Le droit de grève mis à mal !

 

De plus en plus, les critiques fusent parmi nos dirigeants, tant patronaux que gouvernementaux et aussi certains médias, pour dénoncer cette « atteinte au droit du travail » qu’est la grève. C’est inadmissible ! Pourquoi ?

 

On se plaint que le courrier n’est pas distribué lorsque les facteurs sont en grève, les causes peuvent être leurs revendications non suivies par le patron ; (par exemple : « géoroute », planification informatisée de distribution du courrier, fait des ravages ; les bureaux de poste ferment les un après les autres, les cadences deviennent infernales dans les centres de tri ; la poste de proximité a pratiquement disparu). Instaurer un service minimum mettrait la pagaille dans cette entreprise où chaque postier est interactif !
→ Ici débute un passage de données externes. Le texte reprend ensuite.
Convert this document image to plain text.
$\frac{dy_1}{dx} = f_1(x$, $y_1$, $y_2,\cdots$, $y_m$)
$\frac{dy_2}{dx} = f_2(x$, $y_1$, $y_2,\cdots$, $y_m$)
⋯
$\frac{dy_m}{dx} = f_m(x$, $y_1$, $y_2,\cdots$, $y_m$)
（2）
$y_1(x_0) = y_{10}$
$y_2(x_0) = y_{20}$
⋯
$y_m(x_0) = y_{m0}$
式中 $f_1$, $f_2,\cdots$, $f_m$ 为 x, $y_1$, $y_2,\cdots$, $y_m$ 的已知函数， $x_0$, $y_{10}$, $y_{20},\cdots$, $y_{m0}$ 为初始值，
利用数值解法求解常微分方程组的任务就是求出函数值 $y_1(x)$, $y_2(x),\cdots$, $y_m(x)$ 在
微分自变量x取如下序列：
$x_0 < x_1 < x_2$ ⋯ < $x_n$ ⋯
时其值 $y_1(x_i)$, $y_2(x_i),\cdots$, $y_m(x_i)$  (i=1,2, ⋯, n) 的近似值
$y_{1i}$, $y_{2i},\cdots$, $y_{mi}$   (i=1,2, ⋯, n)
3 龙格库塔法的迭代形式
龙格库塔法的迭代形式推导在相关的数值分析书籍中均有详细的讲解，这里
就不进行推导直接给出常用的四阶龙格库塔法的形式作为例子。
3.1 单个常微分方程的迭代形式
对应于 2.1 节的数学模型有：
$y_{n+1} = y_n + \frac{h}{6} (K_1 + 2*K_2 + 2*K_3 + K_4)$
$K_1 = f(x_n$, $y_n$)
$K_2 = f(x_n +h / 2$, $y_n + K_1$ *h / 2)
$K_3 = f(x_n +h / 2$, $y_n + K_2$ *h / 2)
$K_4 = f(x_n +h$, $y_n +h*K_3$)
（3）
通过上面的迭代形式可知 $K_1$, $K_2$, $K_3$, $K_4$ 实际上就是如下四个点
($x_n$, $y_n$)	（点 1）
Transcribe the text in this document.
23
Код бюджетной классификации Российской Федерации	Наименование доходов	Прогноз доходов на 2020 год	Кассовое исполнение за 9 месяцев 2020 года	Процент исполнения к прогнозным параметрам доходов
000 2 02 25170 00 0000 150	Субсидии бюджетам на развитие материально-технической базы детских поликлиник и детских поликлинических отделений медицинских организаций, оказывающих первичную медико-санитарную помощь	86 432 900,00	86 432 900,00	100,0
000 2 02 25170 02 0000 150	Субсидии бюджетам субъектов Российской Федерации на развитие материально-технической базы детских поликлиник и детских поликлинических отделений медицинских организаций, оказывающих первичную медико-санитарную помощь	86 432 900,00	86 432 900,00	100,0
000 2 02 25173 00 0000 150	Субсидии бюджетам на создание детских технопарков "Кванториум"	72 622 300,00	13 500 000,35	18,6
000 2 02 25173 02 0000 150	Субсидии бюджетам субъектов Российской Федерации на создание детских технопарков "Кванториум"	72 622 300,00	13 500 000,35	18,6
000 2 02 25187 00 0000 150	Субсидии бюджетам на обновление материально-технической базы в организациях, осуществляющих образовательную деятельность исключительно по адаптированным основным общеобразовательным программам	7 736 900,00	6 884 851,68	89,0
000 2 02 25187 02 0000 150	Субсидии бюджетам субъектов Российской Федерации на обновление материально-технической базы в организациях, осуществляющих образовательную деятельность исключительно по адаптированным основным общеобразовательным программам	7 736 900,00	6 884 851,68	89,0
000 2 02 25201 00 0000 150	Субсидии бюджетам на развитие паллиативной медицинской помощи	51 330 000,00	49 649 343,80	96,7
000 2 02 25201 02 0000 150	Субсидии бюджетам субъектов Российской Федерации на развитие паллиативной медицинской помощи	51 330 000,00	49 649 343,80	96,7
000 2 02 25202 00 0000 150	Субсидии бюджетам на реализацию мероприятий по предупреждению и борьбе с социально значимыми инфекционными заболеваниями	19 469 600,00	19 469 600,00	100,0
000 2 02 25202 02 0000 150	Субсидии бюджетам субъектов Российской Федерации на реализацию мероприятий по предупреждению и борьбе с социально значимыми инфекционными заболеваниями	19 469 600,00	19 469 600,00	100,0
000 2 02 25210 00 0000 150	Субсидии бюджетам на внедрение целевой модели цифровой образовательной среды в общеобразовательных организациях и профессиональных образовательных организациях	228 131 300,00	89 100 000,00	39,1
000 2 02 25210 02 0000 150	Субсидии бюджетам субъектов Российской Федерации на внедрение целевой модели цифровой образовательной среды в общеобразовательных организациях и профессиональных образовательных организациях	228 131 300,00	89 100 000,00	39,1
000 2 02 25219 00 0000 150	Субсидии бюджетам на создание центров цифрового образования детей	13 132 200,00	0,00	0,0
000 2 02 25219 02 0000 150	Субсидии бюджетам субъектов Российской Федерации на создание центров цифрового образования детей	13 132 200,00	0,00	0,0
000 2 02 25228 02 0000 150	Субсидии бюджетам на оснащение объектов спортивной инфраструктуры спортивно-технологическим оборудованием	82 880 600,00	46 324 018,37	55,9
Et si les trains ne roulent plus, par exemple parce que les accompagnateurs font grève, en cause les négociations n’aboutissent pas entre les cheminots et leurs patrons (un exemple : les agressions deviennent de plus en plus fréquentes, deux la semaine dernière, quatre rien que pour le week-end dernier, çà suffit !). Là aussi sont cités les navetteurs pris en otage, les travailleurs et les étudiants. Le service minimum n’assurerait pas assez de matériel roulant pour les navetteurs, ce serait là aussi la pagaille, c’est irréalisable ! Même chose pour les autres sociétés de transport (la STIB, les TEC, DE LIJN,…).

Les hôpitaux sont un cas à part, étant donné que les malades doivent absolument toujours être suivis, est-ce pour autant que le personnel hospitalier ne puisse bénéficier d’aucun droit de protestation ?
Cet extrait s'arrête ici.